Este santo eremita, que tejió el Sagrado Corazón en su hábito, se propuso como misión «consolar el Corazón de Jesús». Murió «mártir despojado de todo»
Algunas personas están hechas para amar y perderse en el amor. Charles de Foucauld tuvo la gracia de comprender, desde muy temprano, que se había extraviado al aferrarse a pasiones decepcionantes y posesiones efímeras. Así, tuvo tiempo de ir más allá de ellas y amar y consolar al Sagrado Corazón de Jesús.
Durante su expedición solitaria a regiones donde ningún cristiano se había aventurado aún, entró en contacto con el Islam y experimentó la trascendencia divina en una religión tan alejada del creciente materialismo de Occidente que consideró convertirse.
Sin embargo, era en el catolicismo de su familia donde Dios lo esperaba. Más precisamente, en un confesionario de la parroquia de san Agustín en París, donde el padre Huvelin lo invitó a arrodillarse para una confesión general.
El penúltimo lugar
Charles emergió de esta confesión convertido, creyente, consciente de repente de la omnipresencia del Dios de sus antepasados en su vida. Reconoció la providencia divina como constante y atenta, pero sobre todo profundamente amorosa.

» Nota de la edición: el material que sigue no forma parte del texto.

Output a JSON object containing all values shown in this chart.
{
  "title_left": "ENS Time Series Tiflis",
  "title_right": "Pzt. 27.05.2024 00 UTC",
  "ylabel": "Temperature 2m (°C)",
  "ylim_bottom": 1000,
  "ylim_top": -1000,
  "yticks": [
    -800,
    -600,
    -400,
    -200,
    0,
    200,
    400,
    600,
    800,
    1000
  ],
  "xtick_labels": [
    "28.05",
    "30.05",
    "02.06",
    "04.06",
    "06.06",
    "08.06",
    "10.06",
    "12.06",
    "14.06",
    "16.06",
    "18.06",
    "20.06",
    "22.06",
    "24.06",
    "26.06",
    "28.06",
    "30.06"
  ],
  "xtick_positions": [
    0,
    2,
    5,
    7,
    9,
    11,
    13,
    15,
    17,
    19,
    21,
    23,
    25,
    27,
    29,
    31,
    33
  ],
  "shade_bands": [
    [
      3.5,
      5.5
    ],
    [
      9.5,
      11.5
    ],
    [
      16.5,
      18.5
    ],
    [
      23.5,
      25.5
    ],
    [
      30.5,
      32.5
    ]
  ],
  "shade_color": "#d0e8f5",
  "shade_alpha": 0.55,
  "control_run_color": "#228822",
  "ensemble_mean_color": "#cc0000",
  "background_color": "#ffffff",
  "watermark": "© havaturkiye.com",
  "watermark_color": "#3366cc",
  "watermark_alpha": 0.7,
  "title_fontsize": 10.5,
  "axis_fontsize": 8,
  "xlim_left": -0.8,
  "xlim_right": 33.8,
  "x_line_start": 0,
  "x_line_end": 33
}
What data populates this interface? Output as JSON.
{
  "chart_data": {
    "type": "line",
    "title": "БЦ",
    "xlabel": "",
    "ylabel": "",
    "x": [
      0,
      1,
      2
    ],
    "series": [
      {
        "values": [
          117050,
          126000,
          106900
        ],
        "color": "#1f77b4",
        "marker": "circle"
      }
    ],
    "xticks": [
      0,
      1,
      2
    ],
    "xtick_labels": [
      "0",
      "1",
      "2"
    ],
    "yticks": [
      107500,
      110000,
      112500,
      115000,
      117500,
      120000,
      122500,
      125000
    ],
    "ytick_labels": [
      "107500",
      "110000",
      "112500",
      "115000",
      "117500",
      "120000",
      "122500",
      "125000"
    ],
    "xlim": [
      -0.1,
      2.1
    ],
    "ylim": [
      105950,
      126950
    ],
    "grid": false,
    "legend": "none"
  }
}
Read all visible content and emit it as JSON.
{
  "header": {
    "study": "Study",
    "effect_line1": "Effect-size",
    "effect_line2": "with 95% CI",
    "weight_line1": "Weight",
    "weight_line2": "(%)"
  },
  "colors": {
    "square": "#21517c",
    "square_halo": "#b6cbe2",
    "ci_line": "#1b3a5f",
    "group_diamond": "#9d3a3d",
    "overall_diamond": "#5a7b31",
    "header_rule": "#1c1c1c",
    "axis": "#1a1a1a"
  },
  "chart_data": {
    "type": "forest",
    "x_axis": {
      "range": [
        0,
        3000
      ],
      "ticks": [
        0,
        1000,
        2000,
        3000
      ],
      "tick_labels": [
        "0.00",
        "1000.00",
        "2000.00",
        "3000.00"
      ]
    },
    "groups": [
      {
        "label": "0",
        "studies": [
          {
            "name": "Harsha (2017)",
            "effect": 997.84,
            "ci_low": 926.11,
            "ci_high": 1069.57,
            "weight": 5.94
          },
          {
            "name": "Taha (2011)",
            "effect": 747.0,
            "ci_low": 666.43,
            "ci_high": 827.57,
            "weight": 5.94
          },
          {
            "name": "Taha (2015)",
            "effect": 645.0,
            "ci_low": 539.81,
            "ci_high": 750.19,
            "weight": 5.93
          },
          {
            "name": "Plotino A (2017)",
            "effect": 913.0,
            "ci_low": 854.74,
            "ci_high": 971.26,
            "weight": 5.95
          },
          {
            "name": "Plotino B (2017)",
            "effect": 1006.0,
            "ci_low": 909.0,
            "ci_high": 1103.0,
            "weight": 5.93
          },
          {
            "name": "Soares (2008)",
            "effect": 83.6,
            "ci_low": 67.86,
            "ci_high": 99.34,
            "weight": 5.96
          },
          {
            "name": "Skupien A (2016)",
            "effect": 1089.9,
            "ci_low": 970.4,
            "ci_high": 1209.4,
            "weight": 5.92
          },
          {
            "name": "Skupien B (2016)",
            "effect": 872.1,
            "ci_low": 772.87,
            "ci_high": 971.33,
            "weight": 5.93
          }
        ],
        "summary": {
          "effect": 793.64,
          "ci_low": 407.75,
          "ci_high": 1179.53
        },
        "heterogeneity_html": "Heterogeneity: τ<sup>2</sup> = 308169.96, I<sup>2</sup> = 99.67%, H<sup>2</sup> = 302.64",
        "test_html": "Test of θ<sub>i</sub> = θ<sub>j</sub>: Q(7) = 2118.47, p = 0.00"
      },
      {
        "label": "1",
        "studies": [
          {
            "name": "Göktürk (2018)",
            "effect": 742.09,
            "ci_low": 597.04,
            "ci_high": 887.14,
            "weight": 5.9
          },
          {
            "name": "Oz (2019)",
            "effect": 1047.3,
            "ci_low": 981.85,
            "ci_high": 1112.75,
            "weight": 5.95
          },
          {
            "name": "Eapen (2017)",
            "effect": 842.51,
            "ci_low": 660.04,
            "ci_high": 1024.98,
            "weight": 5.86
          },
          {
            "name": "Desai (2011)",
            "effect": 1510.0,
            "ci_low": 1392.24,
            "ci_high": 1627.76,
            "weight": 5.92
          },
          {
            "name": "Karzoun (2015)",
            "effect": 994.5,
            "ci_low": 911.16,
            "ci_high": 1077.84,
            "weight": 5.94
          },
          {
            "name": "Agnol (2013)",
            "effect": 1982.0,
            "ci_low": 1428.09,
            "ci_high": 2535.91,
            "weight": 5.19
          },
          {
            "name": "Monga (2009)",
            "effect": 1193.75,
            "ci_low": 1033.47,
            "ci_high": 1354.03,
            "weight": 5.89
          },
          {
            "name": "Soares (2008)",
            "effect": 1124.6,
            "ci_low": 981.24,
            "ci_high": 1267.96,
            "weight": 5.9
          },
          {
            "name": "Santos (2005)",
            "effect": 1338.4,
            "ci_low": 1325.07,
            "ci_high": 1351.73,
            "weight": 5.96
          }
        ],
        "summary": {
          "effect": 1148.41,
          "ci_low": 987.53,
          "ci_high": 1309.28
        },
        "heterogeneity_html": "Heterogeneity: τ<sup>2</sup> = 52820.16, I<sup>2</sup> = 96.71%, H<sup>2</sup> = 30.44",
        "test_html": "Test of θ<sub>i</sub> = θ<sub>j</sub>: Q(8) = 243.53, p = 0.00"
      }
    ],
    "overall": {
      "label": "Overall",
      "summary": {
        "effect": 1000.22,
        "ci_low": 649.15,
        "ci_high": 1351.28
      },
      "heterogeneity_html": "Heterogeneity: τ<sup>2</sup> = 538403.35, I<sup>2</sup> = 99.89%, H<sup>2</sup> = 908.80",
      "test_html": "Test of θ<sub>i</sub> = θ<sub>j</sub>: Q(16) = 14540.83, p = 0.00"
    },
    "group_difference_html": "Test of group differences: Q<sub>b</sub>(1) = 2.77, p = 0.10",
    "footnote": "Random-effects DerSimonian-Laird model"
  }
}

Una revelación lo asaltó: Dios es Amor, y el cristianismo es la quintaesencia de este Amor. La Iglesia llega a existir mediante la humillación de la Segunda Persona de la Trinidad en la Encarnación y la muerte de Cristo en la Cruz: «Tanto amó Dios al mundo que dio a su Hijo único para que el mundo se salvara». El padre Huvelin resumió esta verdad en palabras que, a partir de entonces, iluminarían el camino del vizconde de Foucauld y lo convertirían en el hermano Carlos de Jesús: «Jesús ha ocupado el último lugar de forma tan absoluta que nadie podrá arrebatárselo jamás».
Dado que el Rey ya había ocupado el último lugar, su siervo intentaría ocupar el penúltimo e imitarlo en todo. Ante todo, en su amor a Dios y al prójimo, un amor que nada puede simbolizar mejor que el Sagrado Corazón. Así que era lógico que, en 1889, Carlos subiera a la Basílica de Montmartre en París, aún en construcción, para consagrarse al Sagrado Corazón, ese «resumen de nuestra religión».
Consolando el corazón de Jesús
A partir de entonces, solo tuvo una idea: revelar a todos este amor deslumbrante, infinito y absoluto, que se extiende a todos, pero al que casi nadie responde. Por consiguiente, la otra vocación de Carlos sería «consolar el Corazón de Jesús».
«Amar, imitar y consolar» sería su norma de vida hasta el final. Esta vocación requería su entrega total, no en el monasterio trapense de Notre-Dame des Neiges, como al principio pensó, ni en Nazaret, en la oscuridad de su oficio de jardinero (caminos que recorrió durante un tiempo). Más bien, fue en el sacerdocio y la vida eremítica en lo profundo del Sahara.

Allí, nadie antes que él había celebrado la Misa ni había hecho tangible el sacrificio de Cristo en la cruz mediante la presencia eucarística. Fue allí para hacer la voluntad de Dios, no la suya, respondiendo al amor con amor, hasta el punto de anhelar el martirio.
La noche oscura del alma
Habría sido sencillo si hubiera experimentado gracias tangibles y satisfacciones espirituales, pero no las tuvo. Al aparente fracaso de sus esfuerzos —solo vio dos conversiones, y nadie fue a compartir su soledad en Tamanrasset— se sumó la noche oscura del alma. Su amorosa conversación individual con Cristo en la Misa y la adoración eucarística se convirtió en un soliloquio perpetuo, también aparentemente estéril.
«Todo me duele, incluso decirle a Jesús que lo amo. Ojalá pudiera sentir que Dios me ama, pero nunca me lo dice», le escribió a su prima Marie de Bondy. Sabía lo suficiente sobre la vida mística como para no sorprenderse por esto, ni para rendirse por tan poca razón.
«Dios nunca le ha fallado al hombre; es el hombre quien le ha fallado a Dios», dijo.
Y eso fue suficiente para seguir adelante a pesar de la soledad y la amargura, convencido de que su misión algún día daría frutos inimaginables de conversión.